#Rugby – Fed1 / V.Lagasse (Drancy) : «C’est l’année pour tester des choses!»

Le manager du RC Drancy, Vincent Lagassé est venu participer à notre débat sur la réforme de la fédérale 1, avec son franc-parler légendaire. Tout en mettant un tampon à la formation à la Française, celui qui va entamer une seconde saison avec l’équipe de Seine Saint-Denis, espère que la ProD3/Nationale 1 voit le jour, pour permettre aux petits clubs comme le siens, d’exister dans une fédérale1 « light ».

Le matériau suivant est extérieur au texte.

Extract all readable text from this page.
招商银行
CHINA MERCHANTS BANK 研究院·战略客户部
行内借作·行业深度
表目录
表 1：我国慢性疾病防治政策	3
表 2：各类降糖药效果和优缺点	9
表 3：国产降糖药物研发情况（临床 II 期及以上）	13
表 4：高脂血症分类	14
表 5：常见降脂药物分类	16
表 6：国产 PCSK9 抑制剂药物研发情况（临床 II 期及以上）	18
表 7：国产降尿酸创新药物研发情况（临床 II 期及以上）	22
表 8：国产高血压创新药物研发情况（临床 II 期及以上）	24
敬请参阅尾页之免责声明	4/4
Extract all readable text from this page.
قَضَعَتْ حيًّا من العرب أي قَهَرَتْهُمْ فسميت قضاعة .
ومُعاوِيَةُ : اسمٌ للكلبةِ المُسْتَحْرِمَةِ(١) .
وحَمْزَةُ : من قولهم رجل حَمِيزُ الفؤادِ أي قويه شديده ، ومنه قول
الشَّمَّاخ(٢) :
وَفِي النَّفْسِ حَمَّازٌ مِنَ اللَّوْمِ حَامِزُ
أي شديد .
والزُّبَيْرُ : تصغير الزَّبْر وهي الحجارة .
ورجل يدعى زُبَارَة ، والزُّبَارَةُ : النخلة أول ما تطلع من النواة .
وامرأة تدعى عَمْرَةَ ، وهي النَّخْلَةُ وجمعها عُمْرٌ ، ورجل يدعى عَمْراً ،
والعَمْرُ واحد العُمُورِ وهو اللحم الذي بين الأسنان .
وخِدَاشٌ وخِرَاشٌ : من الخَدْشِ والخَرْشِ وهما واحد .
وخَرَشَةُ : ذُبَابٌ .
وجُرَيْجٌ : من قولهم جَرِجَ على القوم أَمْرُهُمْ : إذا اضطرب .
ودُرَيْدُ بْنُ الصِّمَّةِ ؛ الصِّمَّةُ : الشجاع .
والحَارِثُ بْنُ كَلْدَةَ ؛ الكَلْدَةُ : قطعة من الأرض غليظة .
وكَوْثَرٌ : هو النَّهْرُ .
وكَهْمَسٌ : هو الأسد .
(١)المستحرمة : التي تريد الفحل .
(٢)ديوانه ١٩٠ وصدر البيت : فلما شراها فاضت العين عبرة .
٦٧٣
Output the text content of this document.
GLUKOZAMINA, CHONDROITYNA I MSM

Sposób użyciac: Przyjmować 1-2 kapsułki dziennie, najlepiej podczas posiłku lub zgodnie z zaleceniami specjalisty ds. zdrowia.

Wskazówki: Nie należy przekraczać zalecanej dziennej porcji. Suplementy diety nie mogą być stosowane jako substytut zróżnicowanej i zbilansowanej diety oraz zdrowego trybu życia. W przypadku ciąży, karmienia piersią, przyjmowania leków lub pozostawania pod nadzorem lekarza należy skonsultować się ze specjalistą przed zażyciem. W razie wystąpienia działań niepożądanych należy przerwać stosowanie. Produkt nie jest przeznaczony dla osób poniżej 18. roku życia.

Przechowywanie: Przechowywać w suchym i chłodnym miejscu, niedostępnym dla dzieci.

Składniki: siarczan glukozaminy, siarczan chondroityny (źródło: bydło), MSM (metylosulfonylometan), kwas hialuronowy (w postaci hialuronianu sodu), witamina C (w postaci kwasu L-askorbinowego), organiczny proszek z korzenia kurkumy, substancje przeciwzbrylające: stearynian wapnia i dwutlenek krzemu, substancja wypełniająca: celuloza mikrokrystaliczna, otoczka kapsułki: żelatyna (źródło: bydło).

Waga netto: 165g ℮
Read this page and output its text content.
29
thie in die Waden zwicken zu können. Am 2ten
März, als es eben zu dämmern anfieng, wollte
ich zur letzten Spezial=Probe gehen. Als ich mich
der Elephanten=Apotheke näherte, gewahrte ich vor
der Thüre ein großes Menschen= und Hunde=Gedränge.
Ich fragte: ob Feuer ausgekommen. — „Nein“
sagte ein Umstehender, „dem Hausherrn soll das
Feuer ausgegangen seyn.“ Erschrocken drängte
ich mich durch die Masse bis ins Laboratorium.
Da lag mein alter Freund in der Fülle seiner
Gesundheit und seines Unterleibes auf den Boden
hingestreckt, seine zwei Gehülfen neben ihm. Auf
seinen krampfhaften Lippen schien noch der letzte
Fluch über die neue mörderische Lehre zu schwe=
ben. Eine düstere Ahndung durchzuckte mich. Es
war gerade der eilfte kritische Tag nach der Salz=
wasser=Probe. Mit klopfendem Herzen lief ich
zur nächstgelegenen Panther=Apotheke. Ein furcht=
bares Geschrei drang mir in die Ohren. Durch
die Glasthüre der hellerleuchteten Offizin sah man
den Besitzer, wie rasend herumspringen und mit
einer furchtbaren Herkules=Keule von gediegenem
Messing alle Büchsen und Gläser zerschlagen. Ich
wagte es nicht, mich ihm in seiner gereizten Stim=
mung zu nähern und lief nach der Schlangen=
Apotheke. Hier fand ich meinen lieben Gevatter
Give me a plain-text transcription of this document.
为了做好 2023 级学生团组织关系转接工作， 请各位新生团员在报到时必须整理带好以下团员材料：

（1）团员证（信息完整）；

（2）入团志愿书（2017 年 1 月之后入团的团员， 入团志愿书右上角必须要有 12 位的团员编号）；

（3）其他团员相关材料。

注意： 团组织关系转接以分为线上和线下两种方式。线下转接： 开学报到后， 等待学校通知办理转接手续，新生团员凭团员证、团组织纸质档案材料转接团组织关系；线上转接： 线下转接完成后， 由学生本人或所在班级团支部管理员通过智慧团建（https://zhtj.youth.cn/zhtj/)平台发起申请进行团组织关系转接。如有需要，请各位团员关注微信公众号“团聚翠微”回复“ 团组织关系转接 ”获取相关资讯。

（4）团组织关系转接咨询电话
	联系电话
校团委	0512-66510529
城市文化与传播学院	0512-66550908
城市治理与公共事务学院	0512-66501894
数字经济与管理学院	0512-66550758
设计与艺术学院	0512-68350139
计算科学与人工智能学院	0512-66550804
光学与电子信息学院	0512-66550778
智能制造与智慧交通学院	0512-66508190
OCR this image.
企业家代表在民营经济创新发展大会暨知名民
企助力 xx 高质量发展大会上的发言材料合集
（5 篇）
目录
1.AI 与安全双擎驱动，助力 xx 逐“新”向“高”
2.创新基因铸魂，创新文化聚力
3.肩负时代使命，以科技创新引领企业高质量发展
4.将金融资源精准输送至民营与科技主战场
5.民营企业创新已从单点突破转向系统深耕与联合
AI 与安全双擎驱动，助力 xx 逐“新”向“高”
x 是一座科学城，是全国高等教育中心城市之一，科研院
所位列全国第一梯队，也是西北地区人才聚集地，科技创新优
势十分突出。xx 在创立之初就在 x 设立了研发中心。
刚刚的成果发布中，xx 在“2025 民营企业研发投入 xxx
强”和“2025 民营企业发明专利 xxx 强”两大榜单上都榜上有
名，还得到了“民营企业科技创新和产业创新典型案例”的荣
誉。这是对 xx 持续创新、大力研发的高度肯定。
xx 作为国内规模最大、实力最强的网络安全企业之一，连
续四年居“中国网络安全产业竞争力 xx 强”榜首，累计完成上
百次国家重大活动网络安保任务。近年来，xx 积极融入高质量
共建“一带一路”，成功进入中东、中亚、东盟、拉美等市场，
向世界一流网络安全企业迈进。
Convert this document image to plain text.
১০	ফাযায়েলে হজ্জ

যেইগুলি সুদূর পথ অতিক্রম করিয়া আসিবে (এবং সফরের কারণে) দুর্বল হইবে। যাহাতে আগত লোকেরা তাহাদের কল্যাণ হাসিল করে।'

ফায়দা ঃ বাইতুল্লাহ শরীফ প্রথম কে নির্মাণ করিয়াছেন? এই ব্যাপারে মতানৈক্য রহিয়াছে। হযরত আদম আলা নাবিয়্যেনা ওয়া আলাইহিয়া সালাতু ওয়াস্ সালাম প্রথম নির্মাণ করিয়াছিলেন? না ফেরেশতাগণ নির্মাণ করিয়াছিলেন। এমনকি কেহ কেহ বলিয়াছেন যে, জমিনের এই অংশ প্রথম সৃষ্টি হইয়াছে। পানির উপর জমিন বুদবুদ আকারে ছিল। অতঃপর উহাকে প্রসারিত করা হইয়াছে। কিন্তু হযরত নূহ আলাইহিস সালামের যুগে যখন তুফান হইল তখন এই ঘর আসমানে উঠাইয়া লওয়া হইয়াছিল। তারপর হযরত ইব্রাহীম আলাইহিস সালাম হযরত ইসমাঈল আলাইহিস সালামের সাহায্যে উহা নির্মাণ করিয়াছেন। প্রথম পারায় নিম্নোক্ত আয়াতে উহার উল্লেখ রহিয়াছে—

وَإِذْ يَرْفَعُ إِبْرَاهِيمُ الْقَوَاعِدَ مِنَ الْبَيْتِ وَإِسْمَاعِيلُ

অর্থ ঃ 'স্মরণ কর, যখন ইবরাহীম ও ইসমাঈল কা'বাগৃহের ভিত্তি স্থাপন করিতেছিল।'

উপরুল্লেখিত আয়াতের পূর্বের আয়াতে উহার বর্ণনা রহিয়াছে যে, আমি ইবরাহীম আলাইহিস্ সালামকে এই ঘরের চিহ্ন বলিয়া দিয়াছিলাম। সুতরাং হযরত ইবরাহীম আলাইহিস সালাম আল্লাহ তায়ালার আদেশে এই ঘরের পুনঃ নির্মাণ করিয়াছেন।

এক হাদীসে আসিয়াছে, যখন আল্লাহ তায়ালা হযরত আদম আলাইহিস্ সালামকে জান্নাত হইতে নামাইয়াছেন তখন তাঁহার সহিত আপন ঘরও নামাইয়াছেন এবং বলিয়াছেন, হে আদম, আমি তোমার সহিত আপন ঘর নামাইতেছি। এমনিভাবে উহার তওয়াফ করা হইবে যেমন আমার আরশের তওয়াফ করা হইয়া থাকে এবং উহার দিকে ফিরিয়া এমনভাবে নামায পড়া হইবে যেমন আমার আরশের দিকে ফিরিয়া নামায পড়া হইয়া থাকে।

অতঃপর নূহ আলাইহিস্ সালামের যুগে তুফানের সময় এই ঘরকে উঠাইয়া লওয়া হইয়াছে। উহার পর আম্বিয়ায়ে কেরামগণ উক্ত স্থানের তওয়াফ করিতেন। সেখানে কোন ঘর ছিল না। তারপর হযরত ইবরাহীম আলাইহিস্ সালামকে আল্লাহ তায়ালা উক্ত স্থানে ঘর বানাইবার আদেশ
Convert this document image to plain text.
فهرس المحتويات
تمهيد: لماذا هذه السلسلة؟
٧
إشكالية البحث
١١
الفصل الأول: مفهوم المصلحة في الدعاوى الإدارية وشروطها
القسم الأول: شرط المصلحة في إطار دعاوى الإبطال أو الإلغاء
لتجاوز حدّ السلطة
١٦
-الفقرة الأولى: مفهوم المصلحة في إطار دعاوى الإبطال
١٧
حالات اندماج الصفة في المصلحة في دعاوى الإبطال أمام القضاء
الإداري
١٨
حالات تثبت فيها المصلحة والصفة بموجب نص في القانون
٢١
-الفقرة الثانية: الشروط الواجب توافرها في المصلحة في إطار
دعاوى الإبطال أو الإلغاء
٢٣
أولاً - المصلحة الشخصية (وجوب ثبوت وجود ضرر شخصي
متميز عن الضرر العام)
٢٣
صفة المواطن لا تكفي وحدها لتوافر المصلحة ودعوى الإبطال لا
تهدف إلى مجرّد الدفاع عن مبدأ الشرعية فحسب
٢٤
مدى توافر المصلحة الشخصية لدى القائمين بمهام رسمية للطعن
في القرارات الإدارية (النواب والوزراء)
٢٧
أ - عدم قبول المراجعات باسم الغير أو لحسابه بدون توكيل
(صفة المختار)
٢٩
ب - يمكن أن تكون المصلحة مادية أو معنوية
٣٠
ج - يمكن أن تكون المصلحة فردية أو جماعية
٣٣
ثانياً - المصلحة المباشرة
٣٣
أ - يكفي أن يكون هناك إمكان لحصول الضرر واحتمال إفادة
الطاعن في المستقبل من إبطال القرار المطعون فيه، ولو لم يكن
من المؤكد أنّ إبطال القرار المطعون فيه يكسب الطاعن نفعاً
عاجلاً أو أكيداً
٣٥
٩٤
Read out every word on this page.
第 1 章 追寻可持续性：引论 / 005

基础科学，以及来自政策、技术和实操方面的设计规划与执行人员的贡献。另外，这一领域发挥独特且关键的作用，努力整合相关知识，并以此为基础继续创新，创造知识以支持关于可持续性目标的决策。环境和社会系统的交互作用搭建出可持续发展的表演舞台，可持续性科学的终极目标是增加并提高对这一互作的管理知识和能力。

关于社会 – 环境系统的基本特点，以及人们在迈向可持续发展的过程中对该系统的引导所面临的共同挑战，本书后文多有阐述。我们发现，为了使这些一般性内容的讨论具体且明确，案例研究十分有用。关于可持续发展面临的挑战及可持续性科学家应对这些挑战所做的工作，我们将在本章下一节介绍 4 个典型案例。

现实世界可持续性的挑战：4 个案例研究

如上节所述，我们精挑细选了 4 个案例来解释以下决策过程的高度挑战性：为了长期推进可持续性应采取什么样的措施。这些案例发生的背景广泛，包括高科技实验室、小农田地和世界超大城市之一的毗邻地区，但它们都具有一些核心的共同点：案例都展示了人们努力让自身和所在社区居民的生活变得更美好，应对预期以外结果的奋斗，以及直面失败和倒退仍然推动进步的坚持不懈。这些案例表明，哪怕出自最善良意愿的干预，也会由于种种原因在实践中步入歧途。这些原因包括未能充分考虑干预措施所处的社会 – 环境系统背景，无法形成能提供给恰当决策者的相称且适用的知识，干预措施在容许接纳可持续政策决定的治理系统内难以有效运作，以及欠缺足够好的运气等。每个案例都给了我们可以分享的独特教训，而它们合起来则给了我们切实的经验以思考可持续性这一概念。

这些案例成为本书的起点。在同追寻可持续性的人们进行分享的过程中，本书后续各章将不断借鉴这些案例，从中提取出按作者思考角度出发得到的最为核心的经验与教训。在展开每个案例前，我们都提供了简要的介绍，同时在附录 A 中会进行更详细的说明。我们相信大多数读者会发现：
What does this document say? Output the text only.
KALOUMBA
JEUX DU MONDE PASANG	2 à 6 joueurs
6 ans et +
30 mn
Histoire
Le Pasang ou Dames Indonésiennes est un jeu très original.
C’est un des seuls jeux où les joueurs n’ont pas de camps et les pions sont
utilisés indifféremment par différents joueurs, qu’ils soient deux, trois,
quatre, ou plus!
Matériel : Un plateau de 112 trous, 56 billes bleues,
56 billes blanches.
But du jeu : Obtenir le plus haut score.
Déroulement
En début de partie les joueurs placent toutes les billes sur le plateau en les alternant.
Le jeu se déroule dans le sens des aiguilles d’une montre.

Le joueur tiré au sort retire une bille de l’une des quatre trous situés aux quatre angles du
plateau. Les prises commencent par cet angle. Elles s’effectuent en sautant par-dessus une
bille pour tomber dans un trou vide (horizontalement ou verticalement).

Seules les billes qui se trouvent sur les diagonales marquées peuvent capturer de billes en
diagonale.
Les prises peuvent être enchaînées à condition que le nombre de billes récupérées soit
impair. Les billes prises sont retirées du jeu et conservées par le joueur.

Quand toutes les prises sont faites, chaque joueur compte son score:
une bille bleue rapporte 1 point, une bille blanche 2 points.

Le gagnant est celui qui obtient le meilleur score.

Vincent Lagassé dans son Tarn natal, en compagnie de son fidèle taureau qu’il prénomme « Pageot »/ Crédit photo Lagassé

Vincent, ton point de vue est un peu différent car tu as vécu une saison un peu galère avec Drancy. De voir les pros  » s’échapper « , ça te fait un appel d’air et un peu de bien ? 

 

VL (Drancy) : Ce qu’il ne faut pas oublier, c’est que, quand on parle de division semi-professionnelle, on voit souvent le verre à moitié plein. Il faut aussi regarder celui à moitié vide c’est à dire que, qui dit semi-professionnel dit aussi semi-amateur. Nous, la plupart de nos joueurs sont pluriactifs, voire même actifs, et ce côté un peu  » esprit Coupe de France  » que l’on a rencontré avec un club de Drancy, qui montait de Fédérale 2, et qui joutait contre de belles équipes comme Massy, Dijon, Chambéry avec des débats qui étaient déséquilibrés, ça va un peu. C’est stimulant de se confronter à de grosses équipes mais quand vous n’êtes pas équipés pour le faire et que vous voyez de tels déséquilibres, à l’image d’autres poules avec Mazamet, nous ne sommes pas les seuls à avoir fait cette année les frais de cette exigence et de cette disparité de niveau. Ce débat, tu l’as eu toute l’année, il a existé tous les samedis et tous les dimanches en Fédérale 1. Il y a un réel écart et un réel fossé entre des équipes qui sont semi-amatrices et d’autres qui sont semi-pros voir professionnelles. Donc moi, je suis favorable à la Pro D3, tout simplement parce-que de façon ascendante, ça peut aussi permettre à un club de se préparer au mieux à la Pro D2. Je laisse les critères d’exigence et les ressources aux spécialistes, de définir en quoi un club peut être en Fédérale 1, en Pro D2 ou en Pro D3 ne relève pas de mes compétences. Mais, je suis favorable à retrouver une Fédérale 1 où il y a plus d’équilibre, plus d’homogénéité et où, finalement, l’équité sportive peut être respectée. Le président de Saint-Jean-de-Luz a décrié plusieurs annonces qui ont été faîtes. Moi, je pense que la crise sanitaire et le Covid-19 doivent justement permettre de tenter des expérimentations et de partir sur de nouvelles formules mais, encore une fois, il faut le faire avec une certaine communication. Il ne faut pas dire qu’on réforme, il faut dire qu’on expérimente et je pense que la pilule sera mieux avalée.  Ceci est mon point de vue par rapport à la communication de Bernard Laporte et je crois que c’est l’année pour tester des choses et des choses qui soient faîtes en concertation, en écoutant ce que les clubs ont à dire et, à partir de là, trouver un consensus. Mais, je pense que la saison 2020-2021 pourrait faire l’objet d’expérimentations, dont la Pro D3. 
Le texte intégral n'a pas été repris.